O Ministro da Agricultura da África do Sul, Thoko Didiza, rejeitou uma variedade de semente de milho geneticamente modificada da Monsanto, que agora pertence à Bayer, resistente à seca e à alguns insetos. Ele afirmou que a decisão não foi em nenhum momento baseada no clamor público que existe no país quanto às culturas geneticamente modificadas. 

O relatório oficial que rejeitou as sementes de milho modificadas declarou que “a contagem de grãos por linha e a quantidade de grãos por ano mostraram que não havia diferenças estatisticamente significativas entre o milho MON87460 x MON89034 x NK603 e o milho convencional em condições limitadas de água”. Além disso, os benefícios de produção propostos pela Monsanto eram "inconsistentes", enquanto os dados de resistência a insetos apresentados eram "insuficientes, pois foram coletados em apenas um local de teste por duas épocas de plantio". 
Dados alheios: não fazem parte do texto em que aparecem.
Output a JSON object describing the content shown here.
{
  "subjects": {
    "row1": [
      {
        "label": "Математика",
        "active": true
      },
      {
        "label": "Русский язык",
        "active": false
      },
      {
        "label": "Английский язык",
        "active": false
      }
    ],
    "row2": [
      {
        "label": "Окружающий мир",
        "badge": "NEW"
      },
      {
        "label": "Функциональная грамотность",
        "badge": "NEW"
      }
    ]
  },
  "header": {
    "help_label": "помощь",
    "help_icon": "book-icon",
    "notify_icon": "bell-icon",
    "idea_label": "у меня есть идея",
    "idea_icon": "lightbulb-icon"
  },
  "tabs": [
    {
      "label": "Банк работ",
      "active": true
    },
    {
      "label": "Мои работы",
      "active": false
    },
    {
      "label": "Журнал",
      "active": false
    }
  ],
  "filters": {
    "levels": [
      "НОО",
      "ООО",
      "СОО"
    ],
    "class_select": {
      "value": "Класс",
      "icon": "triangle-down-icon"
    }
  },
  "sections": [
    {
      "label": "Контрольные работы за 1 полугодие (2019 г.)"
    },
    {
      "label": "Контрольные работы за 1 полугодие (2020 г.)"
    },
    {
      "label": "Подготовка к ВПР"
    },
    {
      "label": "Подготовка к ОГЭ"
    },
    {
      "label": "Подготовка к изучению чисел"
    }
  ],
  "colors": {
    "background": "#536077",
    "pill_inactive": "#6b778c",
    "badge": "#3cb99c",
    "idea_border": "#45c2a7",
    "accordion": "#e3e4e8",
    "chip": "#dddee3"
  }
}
A decisão histórica, baseada na incapacidade das sementes de milho de corresponder às reivindicações da Monsanto, seguiu um apelo apresentado pelo Centro Africano de Biodiversidade (ACB), uma organização de pesquisa e advocacia que tem levantado preocupações sobre o projeto de milho da Monsanto nos últimos 10 anos. O ponto central dessa petição era o gene tolerante à seca "com pilha tripla". 

“Os dados expõem a distorção e manipulação da ciência pela Monsanto para promover as vendas de seus produtos GM reducionistas e ineficazes para desafios ambientais, políticos e socioeconômicos complexos, como mudanças climáticas e pobreza. O ACB expõe a falta de evidências de tolerância à seca desde 2008, exortando a Monsanto a provar a eficácia dessa característica. Mas, como confirmado pelos órgãos de decisão da África do Sul, a Monsanto falhou completamente em fornecer dados científicos para fundamentar suas reivindicações”, disse Mariam Meyet, diretora da ACB.